Cioran, On ne peut vivre qu’à Paris
Quelle bonne idée !
L’idée de transformer en bande dessinée une série d’aphorismes de Cioran est si bonne – et si bien réalisée dans ce livre – qu’on aimerait voir paraître une kyrielle d’ouvrages qui formerait la suite de ce délicieux On ne peut vivre qu’à Paris.
Patrice Reytier met en scène le penseur dans les lieux de ses promenades (le plus souvent), généralement seul ou assez éloigné des rares passants, ce qui tombe sous le sens pour l’auteur de la phrase “Dans la préhistoire, on redoutait les bêtes ; dans l’histoire, nous redoutons nos semblables“ (p. 48).
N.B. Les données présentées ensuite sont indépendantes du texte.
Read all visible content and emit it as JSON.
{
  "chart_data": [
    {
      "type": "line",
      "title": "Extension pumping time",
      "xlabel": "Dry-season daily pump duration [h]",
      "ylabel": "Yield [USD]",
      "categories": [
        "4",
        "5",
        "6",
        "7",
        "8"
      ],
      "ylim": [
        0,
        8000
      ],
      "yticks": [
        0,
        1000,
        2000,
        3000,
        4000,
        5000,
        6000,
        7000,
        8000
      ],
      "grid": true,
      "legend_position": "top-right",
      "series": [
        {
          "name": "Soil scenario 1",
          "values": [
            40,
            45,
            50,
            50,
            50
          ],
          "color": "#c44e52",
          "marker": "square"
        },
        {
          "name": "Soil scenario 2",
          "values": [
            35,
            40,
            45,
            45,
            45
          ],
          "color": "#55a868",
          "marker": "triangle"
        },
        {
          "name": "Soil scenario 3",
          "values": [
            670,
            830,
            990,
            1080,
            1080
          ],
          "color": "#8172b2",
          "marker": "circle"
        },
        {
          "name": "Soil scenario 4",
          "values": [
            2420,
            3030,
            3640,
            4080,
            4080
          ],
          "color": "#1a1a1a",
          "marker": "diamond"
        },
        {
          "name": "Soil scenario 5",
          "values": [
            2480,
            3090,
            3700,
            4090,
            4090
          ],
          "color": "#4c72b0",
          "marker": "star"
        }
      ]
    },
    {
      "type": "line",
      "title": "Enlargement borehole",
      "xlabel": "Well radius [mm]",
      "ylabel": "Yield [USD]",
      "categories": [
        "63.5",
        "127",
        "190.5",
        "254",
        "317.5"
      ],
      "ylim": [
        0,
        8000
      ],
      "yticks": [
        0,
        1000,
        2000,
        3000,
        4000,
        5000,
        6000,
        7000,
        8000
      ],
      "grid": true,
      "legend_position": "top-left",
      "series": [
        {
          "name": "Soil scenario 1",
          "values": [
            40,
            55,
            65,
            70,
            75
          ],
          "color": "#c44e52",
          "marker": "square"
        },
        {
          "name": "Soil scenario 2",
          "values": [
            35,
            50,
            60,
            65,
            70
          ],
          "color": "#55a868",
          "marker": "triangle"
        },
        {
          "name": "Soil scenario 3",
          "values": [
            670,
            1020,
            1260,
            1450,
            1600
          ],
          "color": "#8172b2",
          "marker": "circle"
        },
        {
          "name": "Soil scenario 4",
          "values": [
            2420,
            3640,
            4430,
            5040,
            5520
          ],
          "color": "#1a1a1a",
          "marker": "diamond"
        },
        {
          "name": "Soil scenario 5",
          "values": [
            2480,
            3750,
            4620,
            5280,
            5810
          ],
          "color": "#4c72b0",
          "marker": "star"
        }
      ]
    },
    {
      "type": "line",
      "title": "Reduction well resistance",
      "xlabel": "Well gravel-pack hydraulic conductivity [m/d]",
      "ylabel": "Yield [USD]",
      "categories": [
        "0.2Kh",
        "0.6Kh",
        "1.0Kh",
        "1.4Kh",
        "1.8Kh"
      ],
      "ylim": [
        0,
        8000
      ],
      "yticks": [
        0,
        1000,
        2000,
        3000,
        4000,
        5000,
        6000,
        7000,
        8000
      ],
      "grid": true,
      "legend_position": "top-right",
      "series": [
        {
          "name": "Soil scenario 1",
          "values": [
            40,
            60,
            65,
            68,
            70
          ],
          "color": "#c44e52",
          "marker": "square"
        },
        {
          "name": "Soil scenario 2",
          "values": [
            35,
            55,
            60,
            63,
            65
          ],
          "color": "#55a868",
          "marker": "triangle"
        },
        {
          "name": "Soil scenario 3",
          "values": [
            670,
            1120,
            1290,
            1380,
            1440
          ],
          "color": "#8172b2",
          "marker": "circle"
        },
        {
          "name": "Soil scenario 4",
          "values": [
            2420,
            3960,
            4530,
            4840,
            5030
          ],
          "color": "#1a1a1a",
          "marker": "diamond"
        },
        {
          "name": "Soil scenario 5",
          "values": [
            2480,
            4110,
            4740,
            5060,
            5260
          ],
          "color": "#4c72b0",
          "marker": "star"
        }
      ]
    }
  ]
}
Cioran est portraituré d’une manière qui le rend à la fois facile à reconnaître et plus beau que sur ses photos, au point qu’on le croirait né pour se muer en héros de BD.
En outre, comme le dessinateur l’observe pertinemment dans sa brève introduction, il mérite “avec son découpage naturel et ses fins qui sont autant de couperets, d’être considéré sans conteste comme un parfait scénariste de comic strips !“ (p. 12). De fait, passant d’une vignette à l’autre, certaines de ses sentences suscitent le rire encore plus efficacement que si elles étaient lues d’une traite, par exemple : “La mort est la seule réussite…“/ “à la portée de tout un chacun“ (p. 17), réflexion illustrée par des images du mur d’enceinte et des portes du Père-Lachaise.
Dans d’autres cas, le découpage en trois fait prendre aux phrases rehaussées par des dessins un aspect de poèmes : “Quels tourments…“/ “jour après jour pour être…“ /“un peu plus que rien.“ ou “Impossible de savoir…“/ “si le visage d’un mort exprime…“/ “une victoire ou une défaite.“ (pp. 32 et 35).
A chaque page, on constate que le dessinateur a trouvé des idées ingénieuses autant qu’appropriées à l’esprit de Cioran, dont la plus étonnante à mon sens consiste à le faire “parler“ en le gardant invisible à l’intérieur d’un bus où il se dit ceci : “Prostré entre des gémissements…“/ “et des syllogismes“ (p. 57). Le lecteur a l’impression qu’en l’occurrence, les “gémissements“ renvoient aux bruits de la circulation, et que ce sont ces derniers qui ont inspiré des “syllogismes“ au philosophe.
Le seul défaut qu’on puisse trouver à ce livre, c’est d’être trop mince. On aimerait que Patrice Reytier entreprenne tout de suite de muer en collection de BD les Cahiers de Cioran (éd. Gallimard), qui offrent le double avantage de contenir beaucoup de passages lapidaires, et de compter des centaines de pages.
agathe de lastyns
Cioran, On ne peut vivre qu’à Paris, dessins de Patrice Reytier, Rivages, mars 2021, 96 p. – 13,90 €.